The NYT obit has some MP3s (including one of the Liebestod from Tristan). See also the “Times”:http://www.timesonline.co.uk/article/0,,60-1980878,00.html and the “Washington Post”:http://www.washingtonpost.com/wp-dyn/content/article/2006/01/11/AR2006011102475.html .
{ 9 comments }
Kenny Easwaran 01.12.06 at 2:26 pm
Wow, she must have been really young as Isolde! But she’ll probably always be Brunnhilde to me, because that’s the only recording I have of the full Ring. I guess that might change if I ever get a chance to see a complete cycle done live.
Jose 01.12.06 at 5:28 pm
Man, you know you’re younger (or dumber?) than the bloggers you read when your first reaction to the headline above is: Man, Flavor Flav is going to be so sad.
Kenny Easwaran 01.12.06 at 5:36 pm
Actually, I think I was thinking of Flagstad as Isolde, which is why I thought Nilsson was so young at the time.
Mike 01.12.06 at 6:43 pm
I saw her sing Isolde at the Met in Nov, 1971 with Jess Thomas as Tristan, Thomas Stewart as Kurvenal and John Macurdy as King Mark. It was the greatest performance of my lifetime. I’ll miss her forever.
Zeno 01.12.06 at 10:32 pm
I got to see Nilsson three times in San Francisco: as Isolde opposite Jess Thomas’s Tristan, as Brünnhilde in Die Walküre, and as Die Frau in Strauss’s Die Frau Ohne Schatten. Her voice made my nerve endings vibrate with delight. What a privilege it was to see her in person, if only those three times.

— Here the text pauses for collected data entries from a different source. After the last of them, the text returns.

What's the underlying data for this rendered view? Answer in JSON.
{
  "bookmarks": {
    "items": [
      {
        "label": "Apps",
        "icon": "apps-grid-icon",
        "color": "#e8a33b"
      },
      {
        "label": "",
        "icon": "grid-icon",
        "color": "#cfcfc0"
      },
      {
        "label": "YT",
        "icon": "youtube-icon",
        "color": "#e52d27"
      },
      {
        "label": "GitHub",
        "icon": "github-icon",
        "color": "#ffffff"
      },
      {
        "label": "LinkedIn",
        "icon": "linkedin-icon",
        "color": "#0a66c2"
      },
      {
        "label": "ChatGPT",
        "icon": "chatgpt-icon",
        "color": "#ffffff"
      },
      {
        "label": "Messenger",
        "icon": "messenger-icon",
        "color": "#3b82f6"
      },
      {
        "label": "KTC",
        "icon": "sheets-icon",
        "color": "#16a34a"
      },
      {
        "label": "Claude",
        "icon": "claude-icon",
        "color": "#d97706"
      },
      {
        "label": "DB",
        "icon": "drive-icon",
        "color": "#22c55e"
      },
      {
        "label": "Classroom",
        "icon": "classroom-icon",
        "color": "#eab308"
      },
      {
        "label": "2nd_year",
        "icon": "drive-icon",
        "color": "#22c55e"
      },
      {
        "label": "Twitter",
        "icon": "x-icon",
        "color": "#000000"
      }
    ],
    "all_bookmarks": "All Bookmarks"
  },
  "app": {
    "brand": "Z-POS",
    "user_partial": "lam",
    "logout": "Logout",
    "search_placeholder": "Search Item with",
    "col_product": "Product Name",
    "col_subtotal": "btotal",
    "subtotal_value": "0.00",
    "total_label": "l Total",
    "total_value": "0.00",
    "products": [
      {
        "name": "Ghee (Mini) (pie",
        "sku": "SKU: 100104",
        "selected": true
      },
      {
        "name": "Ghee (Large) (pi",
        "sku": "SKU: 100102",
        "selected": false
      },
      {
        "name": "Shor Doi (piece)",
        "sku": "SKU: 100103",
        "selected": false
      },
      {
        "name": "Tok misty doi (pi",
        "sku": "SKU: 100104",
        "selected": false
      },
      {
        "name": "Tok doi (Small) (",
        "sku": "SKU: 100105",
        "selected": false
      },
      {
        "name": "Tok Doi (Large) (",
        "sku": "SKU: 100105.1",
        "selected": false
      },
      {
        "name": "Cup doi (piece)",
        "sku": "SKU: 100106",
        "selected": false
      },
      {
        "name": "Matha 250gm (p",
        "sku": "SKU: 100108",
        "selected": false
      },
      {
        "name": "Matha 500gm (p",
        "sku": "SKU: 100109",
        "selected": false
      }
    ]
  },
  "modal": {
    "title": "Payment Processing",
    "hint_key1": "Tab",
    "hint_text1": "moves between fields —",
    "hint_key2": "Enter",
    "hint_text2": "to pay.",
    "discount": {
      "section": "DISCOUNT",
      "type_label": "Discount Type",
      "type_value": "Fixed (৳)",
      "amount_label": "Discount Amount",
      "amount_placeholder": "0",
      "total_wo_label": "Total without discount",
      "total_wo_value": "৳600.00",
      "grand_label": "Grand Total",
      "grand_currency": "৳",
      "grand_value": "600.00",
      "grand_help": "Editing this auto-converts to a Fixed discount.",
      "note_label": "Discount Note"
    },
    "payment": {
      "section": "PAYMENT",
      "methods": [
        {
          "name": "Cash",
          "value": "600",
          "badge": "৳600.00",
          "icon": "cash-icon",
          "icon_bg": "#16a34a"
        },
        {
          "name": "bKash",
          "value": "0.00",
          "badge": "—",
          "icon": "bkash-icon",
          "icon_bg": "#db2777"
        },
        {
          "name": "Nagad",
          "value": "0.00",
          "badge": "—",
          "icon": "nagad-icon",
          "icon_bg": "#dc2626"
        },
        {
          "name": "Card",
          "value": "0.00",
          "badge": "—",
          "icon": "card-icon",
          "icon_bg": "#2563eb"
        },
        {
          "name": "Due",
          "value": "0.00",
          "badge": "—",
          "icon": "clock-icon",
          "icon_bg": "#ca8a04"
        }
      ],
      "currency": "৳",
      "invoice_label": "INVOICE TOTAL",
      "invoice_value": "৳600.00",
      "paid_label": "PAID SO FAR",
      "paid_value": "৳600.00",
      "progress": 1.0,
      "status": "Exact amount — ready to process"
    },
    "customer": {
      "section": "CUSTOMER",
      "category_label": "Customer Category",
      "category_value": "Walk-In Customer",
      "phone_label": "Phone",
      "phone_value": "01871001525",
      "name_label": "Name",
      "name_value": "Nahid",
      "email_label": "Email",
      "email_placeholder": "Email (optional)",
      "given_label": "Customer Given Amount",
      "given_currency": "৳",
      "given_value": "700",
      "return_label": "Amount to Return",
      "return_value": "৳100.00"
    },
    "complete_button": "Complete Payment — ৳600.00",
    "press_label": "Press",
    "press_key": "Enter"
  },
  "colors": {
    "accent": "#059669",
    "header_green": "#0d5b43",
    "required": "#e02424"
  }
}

Gene O'Grady 01.13.06 at 12:54 am
Zeno,
As I recall Nilsson did not sing the “Frau” in San Francisco, she sang Barak’s wife. But still a remarkably memorable performance. As was the Isolde with Jess Thomas.
Perhaps a good word for the old San Francisco Opera of Kurt Herbert Adler, which was putting on unusual repertoire like Die Frau Ohne Schatten while New York was still on the thumb of the solipsistic Rudolf Bing.
Ben 01.13.06 at 8:58 am
I thought she went downhill when she married Sylvester Stallone, personally.
sofia dooley 01.13.06 at 10:03 pm
I was told by a resident here in my Retirement home,that Ms.Nilsson once sang here in Schenectady,NY under the auspices of the Civic Music Assoc.Unfortunately I did not live here at the time.
Thank you for all the information.
Sofia
John Awman 01.14.06 at 12:20 pm
Her performance in Wagner’s Gotterdamerung was breathtaking.